Le rachat intervient alors que les liquidités de Berkshire ont atteint près de 400 milliards de dollars au premier trimestre 2026, période au cours de laquelle elle a enregistré un chiffre d'affaires de 93,68 milliards de dollars et un bénéfice net de 10,11 milliards de dollars. Les rachats commencent après une période de relative faiblesse pour le titre, qui a pris du retard sur le S&P 500 avec une baisse de 8,3 % au cours des 52 dernières semaines, selon les données de Barron's.

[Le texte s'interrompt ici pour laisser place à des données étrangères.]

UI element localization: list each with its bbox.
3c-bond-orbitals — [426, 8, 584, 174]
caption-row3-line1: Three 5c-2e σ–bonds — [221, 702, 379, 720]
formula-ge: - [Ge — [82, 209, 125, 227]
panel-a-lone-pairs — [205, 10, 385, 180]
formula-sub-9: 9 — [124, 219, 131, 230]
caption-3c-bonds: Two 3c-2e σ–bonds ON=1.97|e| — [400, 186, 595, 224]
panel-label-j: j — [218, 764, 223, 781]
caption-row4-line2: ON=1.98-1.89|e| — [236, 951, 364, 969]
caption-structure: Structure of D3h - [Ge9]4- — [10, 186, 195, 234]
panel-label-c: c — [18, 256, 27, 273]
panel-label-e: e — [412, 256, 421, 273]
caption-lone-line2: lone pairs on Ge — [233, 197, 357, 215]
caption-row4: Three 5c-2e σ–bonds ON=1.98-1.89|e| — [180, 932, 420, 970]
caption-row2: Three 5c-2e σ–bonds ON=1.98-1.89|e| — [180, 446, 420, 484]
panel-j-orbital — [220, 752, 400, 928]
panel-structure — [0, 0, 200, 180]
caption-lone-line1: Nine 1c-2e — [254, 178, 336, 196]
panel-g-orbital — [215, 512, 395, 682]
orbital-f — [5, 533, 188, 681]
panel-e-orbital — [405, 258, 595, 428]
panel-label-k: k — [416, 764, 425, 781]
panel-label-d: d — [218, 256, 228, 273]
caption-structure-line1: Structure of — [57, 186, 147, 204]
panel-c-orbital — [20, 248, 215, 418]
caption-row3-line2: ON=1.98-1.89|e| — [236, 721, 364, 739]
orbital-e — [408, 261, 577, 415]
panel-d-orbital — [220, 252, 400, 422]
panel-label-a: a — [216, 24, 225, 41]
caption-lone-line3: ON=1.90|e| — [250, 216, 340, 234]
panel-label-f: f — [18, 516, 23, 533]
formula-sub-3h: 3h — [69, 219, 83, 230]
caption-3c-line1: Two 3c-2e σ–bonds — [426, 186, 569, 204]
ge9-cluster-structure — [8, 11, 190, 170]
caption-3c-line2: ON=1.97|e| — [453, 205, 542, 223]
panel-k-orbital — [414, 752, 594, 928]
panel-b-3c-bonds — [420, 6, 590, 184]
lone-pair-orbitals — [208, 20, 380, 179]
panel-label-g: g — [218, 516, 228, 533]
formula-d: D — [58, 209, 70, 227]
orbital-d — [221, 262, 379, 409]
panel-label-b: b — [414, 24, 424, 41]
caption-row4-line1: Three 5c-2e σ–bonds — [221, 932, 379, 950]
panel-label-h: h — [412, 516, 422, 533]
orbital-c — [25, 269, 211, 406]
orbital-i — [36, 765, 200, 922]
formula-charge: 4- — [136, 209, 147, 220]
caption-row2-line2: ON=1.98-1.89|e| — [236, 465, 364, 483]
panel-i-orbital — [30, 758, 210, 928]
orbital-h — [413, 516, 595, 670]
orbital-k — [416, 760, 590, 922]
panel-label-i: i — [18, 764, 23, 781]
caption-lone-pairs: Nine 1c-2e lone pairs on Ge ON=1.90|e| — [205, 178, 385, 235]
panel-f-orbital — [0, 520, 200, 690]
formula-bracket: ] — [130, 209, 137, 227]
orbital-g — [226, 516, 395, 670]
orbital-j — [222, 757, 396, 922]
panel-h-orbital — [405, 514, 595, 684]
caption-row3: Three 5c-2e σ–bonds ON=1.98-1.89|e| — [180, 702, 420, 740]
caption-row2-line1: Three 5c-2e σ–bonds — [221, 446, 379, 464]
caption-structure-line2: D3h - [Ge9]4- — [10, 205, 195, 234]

Cette initiative met en lumière la manière dont Abel gérera l'énorme solde de trésorerie du conglomérat, les rachats représentant un outil de retour de capital aux actionnaires. Le rythme de déploiement des liquidités et l'ampleur des rachats sont désormais des variables clés pour les investisseurs, d'autant plus que la firme utilise également son capital pour des acquisitions majeures, comme l'achat récent d'OxyChem à Occidental Petroleum pour 9,7 milliards de dollars.
L'ombre des activistes
Bien que Berkshire Hathaway soit trop grande pour une campagne activiste typique, la pression sur des entreprises similaires pour améliorer la valeur actionnariale s'accentue. Markel Group (NYSE : MKL), un conglomérat plus petit souvent appelé « mini Berkshire », est actuellement confronté à un défi de la part de l'investisseur activiste Jana Partners.
Jana, qui détient une participation d'un peu moins de 1 %, a envoyé une lettre au conseil d'administration de Markel exhortant la société à racheter 2 milliards de dollars de ses propres actions — soit près de 10 % de sa valeur boursière — et à vendre ses activités non liées à l'assurance. L'activiste a soutenu que la structure diversifiée de Markel « produit des rendements actionnariaux inférieurs à ceux de ses pairs » et justifie une décote de valorisation. En réponse, le PDG de Markel, Tom Gayner, a déclaré que la société accélérerait son programme de rachat, soulignant comment la pression des actionnaires peut forcer la main de la direction.
La situation chez Markel offre un contraste clair avec Berkshire. Alors qu'Abel poursuit une politique de rachat établie de longue date, la pression externe sur Markel pour agir de manière plus décisive sur les retours de capital montre les défis qui surgissent lorsqu'une action sous-performe, même pour ceux qui suivent le modèle Berkshire.
Le programme de rachat renouvelé est un signal direct de la conviction de la direction que l'action est sous-évaluée. Le test clé pour les investisseurs sera d'observer la taille et la régularité de ces rachats au cours des prochains trimestres, à commencer par le rapport sur les résultats du deuxième trimestre.
Cet article est destiné à des fins d'information uniquement et ne constitue pas un conseil en investissement.